Notwithstanding that court order, the D.C. Board of Elections has never tallied the write-in votes for any write-in presidential candidate in the general election. After the Kamins decision, the Board passed a regulation saying only the total number of all presidential write-ins must be counted, and that no count need be made of how many write-ins any individual candidate received, unless the total number of write-ins showed a write-in candidate might have won.

Judge Howell ruled that the court order in Kamins was made obsolete by a 2004 decision of the D.C. Court of Appeals, Best v D.C. Board of Elections, 852 A.2d 915 (2004). That decision said the Board must count write-ins in the Green Party’s presidential primary, because the number of write-ins might have elected a delegate to the Green Party’s national convention. That decision did not involve the constitutionality of the ban on counting write-in votes for candidates who clearly didn’t win; it merely construed it, to say that the Green Party presidential primary write-ins must be counted because someone might actually have won on write-in votes. Yet Judge Howell said, “If the court (in the Best case) viewed the regulation as inconsistent with Kamins, it presumably would have said so.” That conclusion does not follow logically.

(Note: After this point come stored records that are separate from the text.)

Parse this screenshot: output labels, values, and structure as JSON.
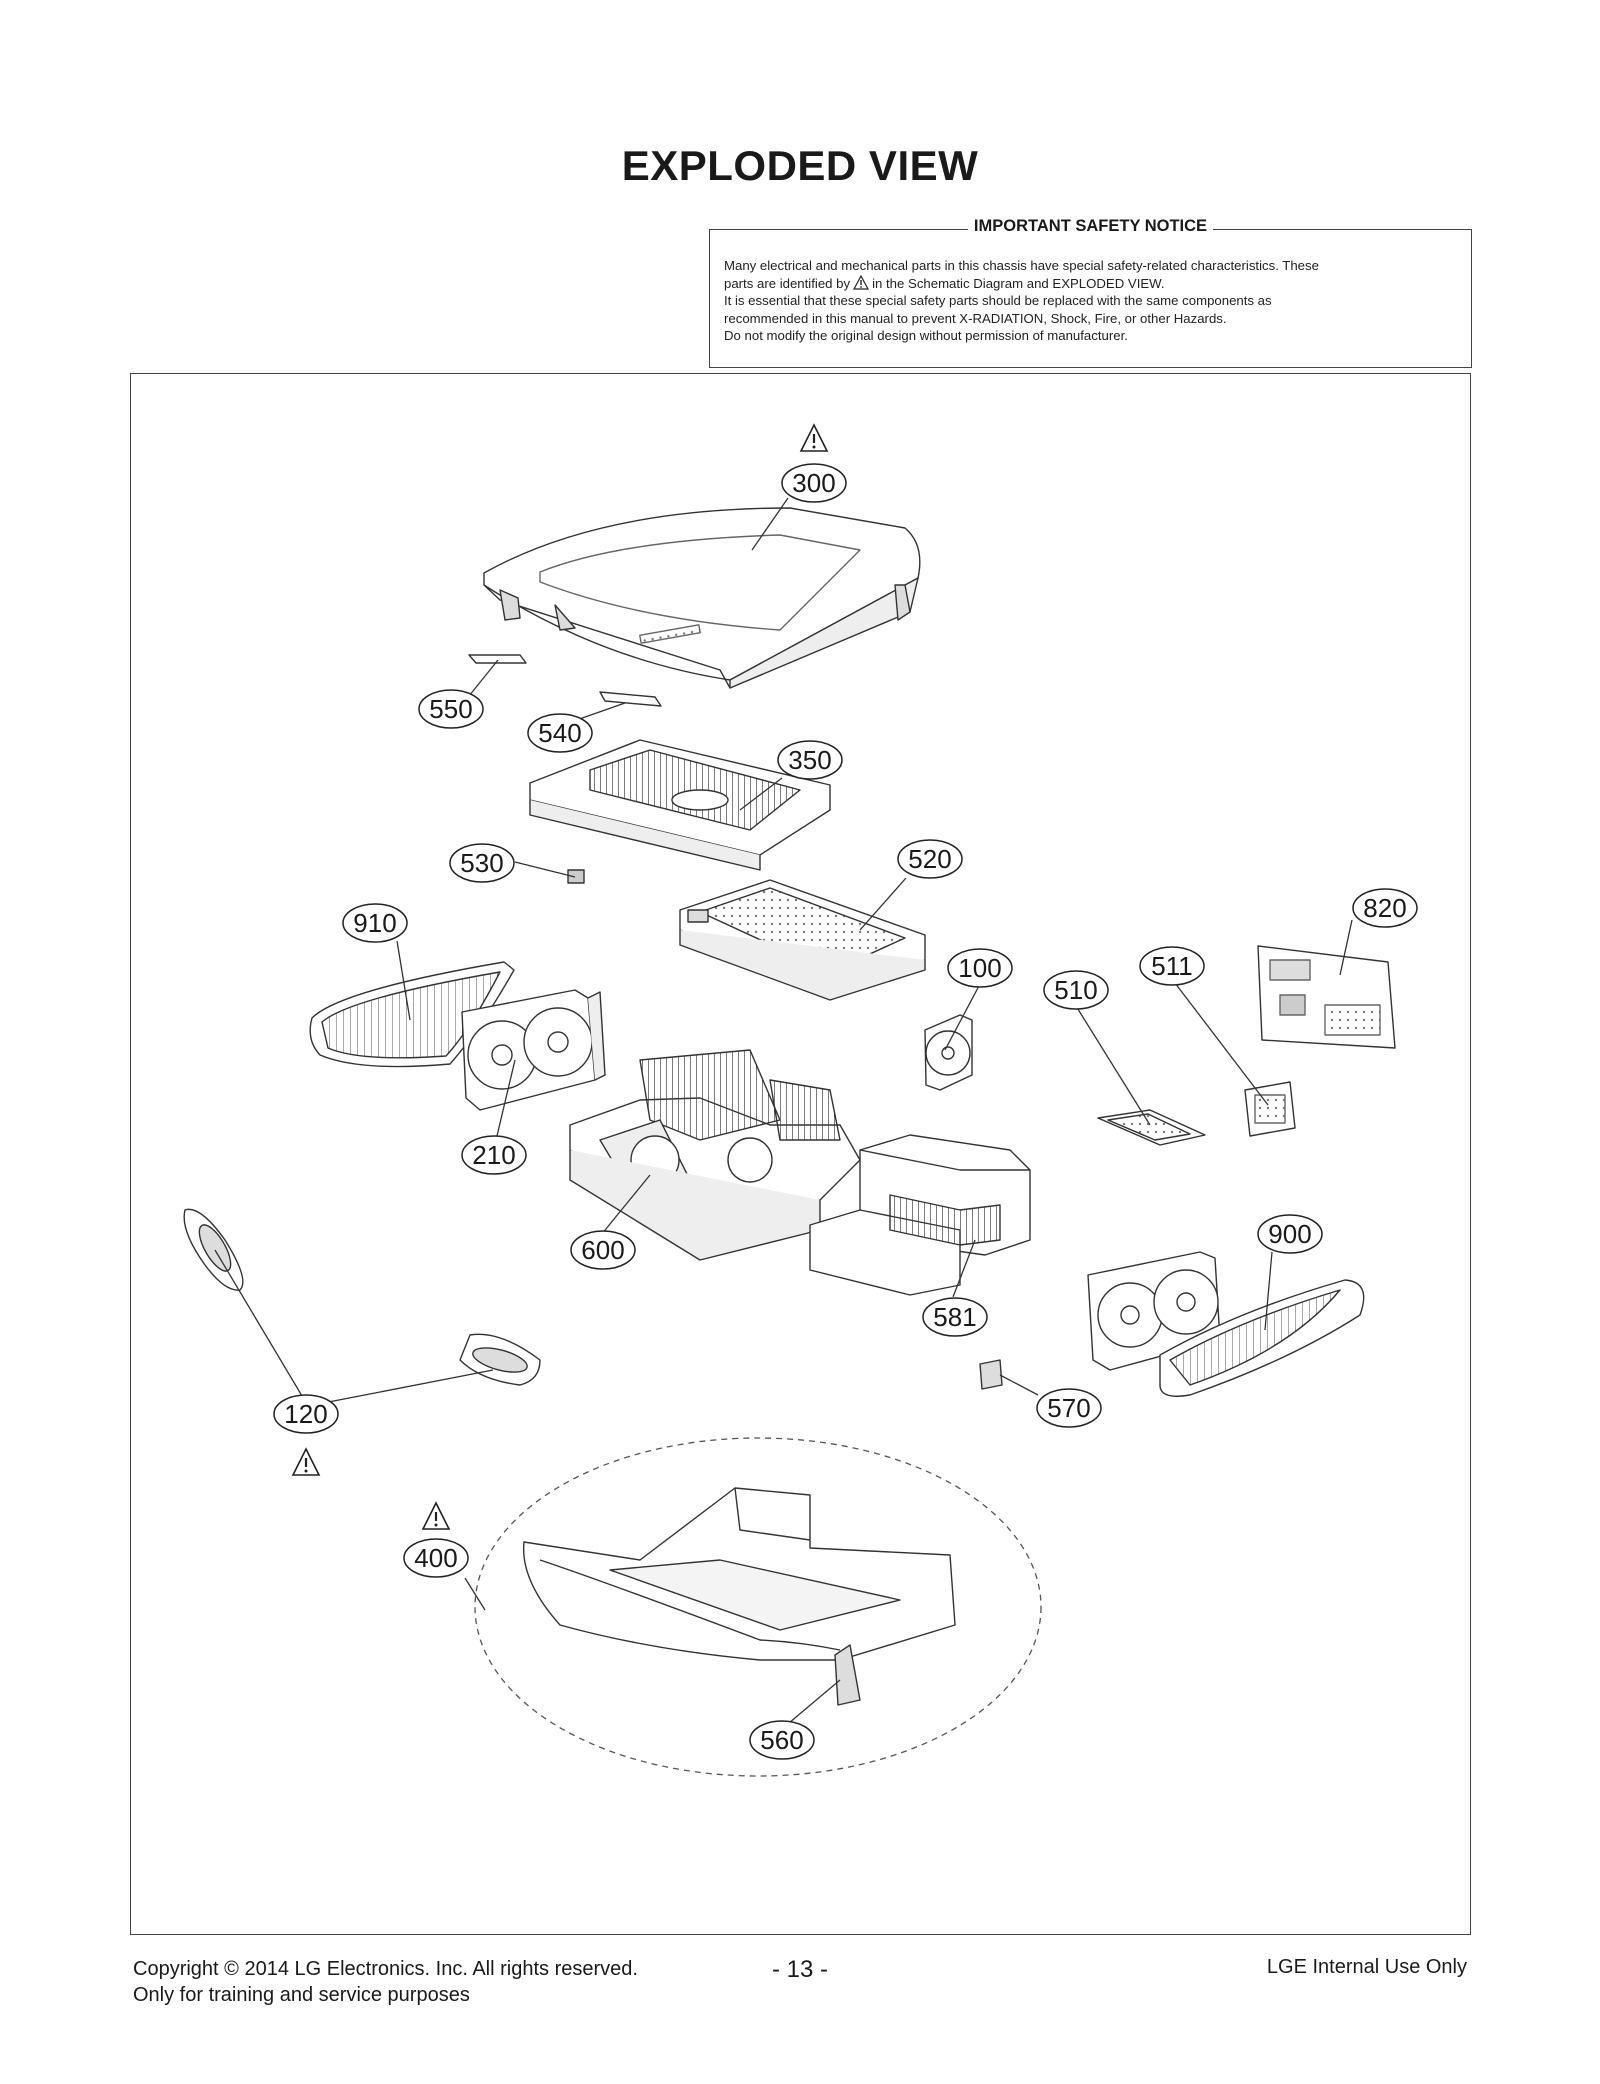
{
  "title": "EXPLODED VIEW",
  "notice": {
    "title": "IMPORTANT SAFETY NOTICE",
    "line1": "Many electrical and mechanical parts in this chassis have special safety-related characteristics. These",
    "line2_pre": "parts are identified by",
    "line2_post": "in the Schematic Diagram and EXPLODED VIEW.",
    "line3": "It is essential that these special safety parts should be replaced with the same components as",
    "line4": "recommended in this manual to prevent X-RADIATION, Shock, Fire, or other Hazards.",
    "line5": "Do not modify the original design without permission of manufacturer."
  },
  "callouts": [
    {
      "id": "300",
      "label": "300",
      "safety": true
    },
    {
      "id": "550",
      "label": "550",
      "safety": false
    },
    {
      "id": "540",
      "label": "540",
      "safety": false
    },
    {
      "id": "350",
      "label": "350",
      "safety": false
    },
    {
      "id": "530",
      "label": "530",
      "safety": false
    },
    {
      "id": "520",
      "label": "520",
      "safety": false
    },
    {
      "id": "910",
      "label": "910",
      "safety": false
    },
    {
      "id": "820",
      "label": "820",
      "safety": false
    },
    {
      "id": "100",
      "label": "100",
      "safety": false
    },
    {
      "id": "511",
      "label": "511",
      "safety": false
    },
    {
      "id": "510",
      "label": "510",
      "safety": false
    },
    {
      "id": "210",
      "label": "210",
      "safety": false
    },
    {
      "id": "900",
      "label": "900",
      "safety": false
    },
    {
      "id": "600",
      "label": "600",
      "safety": false
    },
    {
      "id": "581",
      "label": "581",
      "safety": false
    },
    {
      "id": "570",
      "label": "570",
      "safety": false
    },
    {
      "id": "120",
      "label": "120",
      "safety": true
    },
    {
      "id": "400",
      "label": "400",
      "safety": true
    },
    {
      "id": "560",
      "label": "560",
      "safety": false
    }
  ],
  "footer": {
    "copyright": "Copyright  © 2014  LG Electronics. Inc. All rights reserved.",
    "training": "Only for training and service purposes",
    "page": "- 13 -",
    "internal": "LGE Internal Use Only"
  }
}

Judge Howell also said the regulation is constitutional, because the burden on the voters is “slight”, which is, of course, a value judgment. She did not mention Bush v Gore, which said, “Having once granted the right to vote on equal terms, the state may not, by later arbitrary and disparate treatment, value one person’s vote over that of another.”


Comments

Libertarian Party Loses District of Columbia Write-in Vote Counting Case — 7 Comments

  1. Any appeal likely ???

    What is the legislative body regime in Devil City ???

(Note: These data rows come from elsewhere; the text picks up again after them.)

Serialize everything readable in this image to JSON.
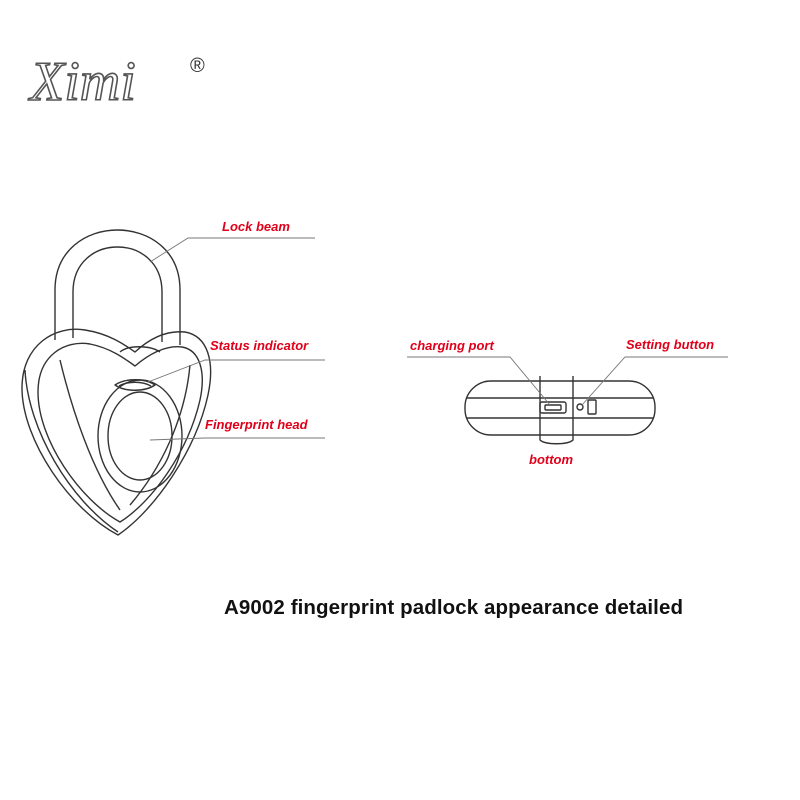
{
  "brand": {
    "logo_text": "Ximi",
    "registered_mark": "®"
  },
  "labels": {
    "lock_beam": "Lock beam",
    "status_indicator": "Status indicator",
    "fingerprint_head": "Fingerprint head",
    "charging_port": "charging port",
    "setting_button": "Setting button",
    "bottom": "bottom"
  },
  "caption": "A9002 fingerprint padlock appearance detailed",
  "colors": {
    "label_red": "#e0001a",
    "line_art": "#333333"
  }
}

    Gerrymander districts ???

    At large ???

    Mix ???

    What sayeth the gerrymander Congress that has 100 percent control of the D.C. regime ???

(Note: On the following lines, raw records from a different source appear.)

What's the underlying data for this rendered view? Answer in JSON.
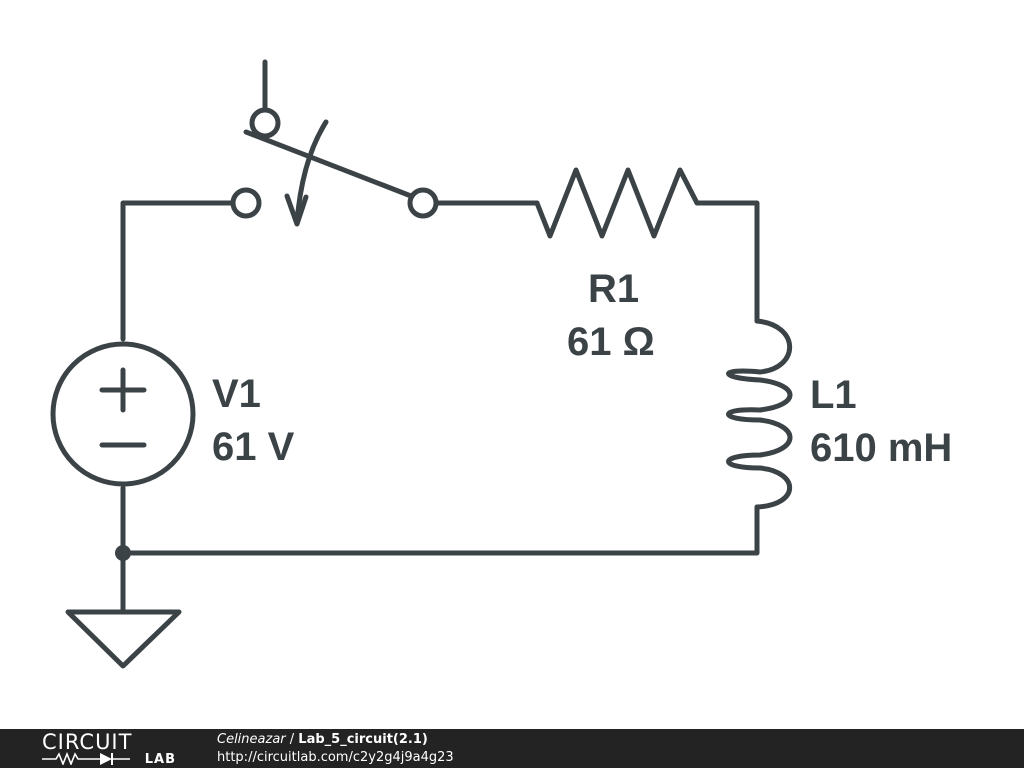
{
  "components": {
    "source": {
      "name": "V1",
      "value": "61 V",
      "symbols": [
        "+",
        "−"
      ]
    },
    "resistor": {
      "name": "R1",
      "value": "61 Ω"
    },
    "inductor": {
      "name": "L1",
      "value": "610 mH"
    },
    "switch": {
      "type": "spst",
      "state": "open"
    },
    "ground": {
      "type": "ground"
    }
  },
  "footer": {
    "logo_top": "CIRCUIT",
    "logo_bottom": "LAB",
    "author": "Celineazar",
    "separator": " / ",
    "title": "Lab_5_circuit(2.1)",
    "url": "http://circuitlab.com/c2y2g4j9a4g23"
  },
  "colors": {
    "wire": "#3b4347",
    "footer_background": "#232323",
    "footer_text": "#ffffff",
    "background": "#ffffff"
  }
}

  2. Is there a special dictionary filled with vague adjectives and adverbs for use by MORON judges in writing their JUNK opinions ???

    Will it take a reborn UNION Army and Navy to liberate the D.C. folks from the current ANTI-Democracy regime in D.C. ???

  3. A decision on whether to appeal does not need to be made for several weeks yet.

  4. A few more wasted minutes looking at the opinion —

    full of the now standard vague stuff — reasonable, severe, nondiscriminatory, etc. etc.

    The party hack SCOTUS wants to give the illusion that there is EQUAL election law stuff when of course there is SUPER -UNEQUAL election law stuff — both for Electors-Voters and candidates.

    NO group right of the Electors who voted for a specific write-in candidate to know the size of the group – unless the group is big enough — according to the EVIL regime.

    How many seconds to look at a write-in ballot and mark a piece of paper listing the candidates ???

    Cost per second ??? Good enough to stimulate the economy – to give the appearance of having a REAL Democracy ???

    ANY FOIA stuff in D.C. for the candidates, media, etc. to look at the write-in ballots ???

    Is the U.S.A. DOOMED by the EVIL ANTI-Democracy party hacks in all governments ???

  5. Pingback: Judge Rejects Libertarian DC write-in case | Independent Political Report

  6. Pingback: Judge Rejects Libertarian DC write-in case | Daily Libertarian

  7. I just remembered that there is a federal law, sec. 6 of Title 3 of the US Code, that tells the states (and DC is treated like a state in presidential elections) that they must send to the US Archivist by certified mail, shortly after a presidential election, the names of all candidates for presidential elector and how many votes each one received. There were 3 Libertarian candidates for presidential elector in DC in 2008. The Libertarian Party filed their names with the DC Board of Elections before the election, under the Board’s own procedures for doing that. I believe the DC Board of Elections broke that federal law when it sent in its certificate to the US Archivist and didn’t include the 3 Libertarian candidates for presidential elector and their vote total. I regret that I didn’t think about this law earlier, so that it could have been mentioned in the briefs.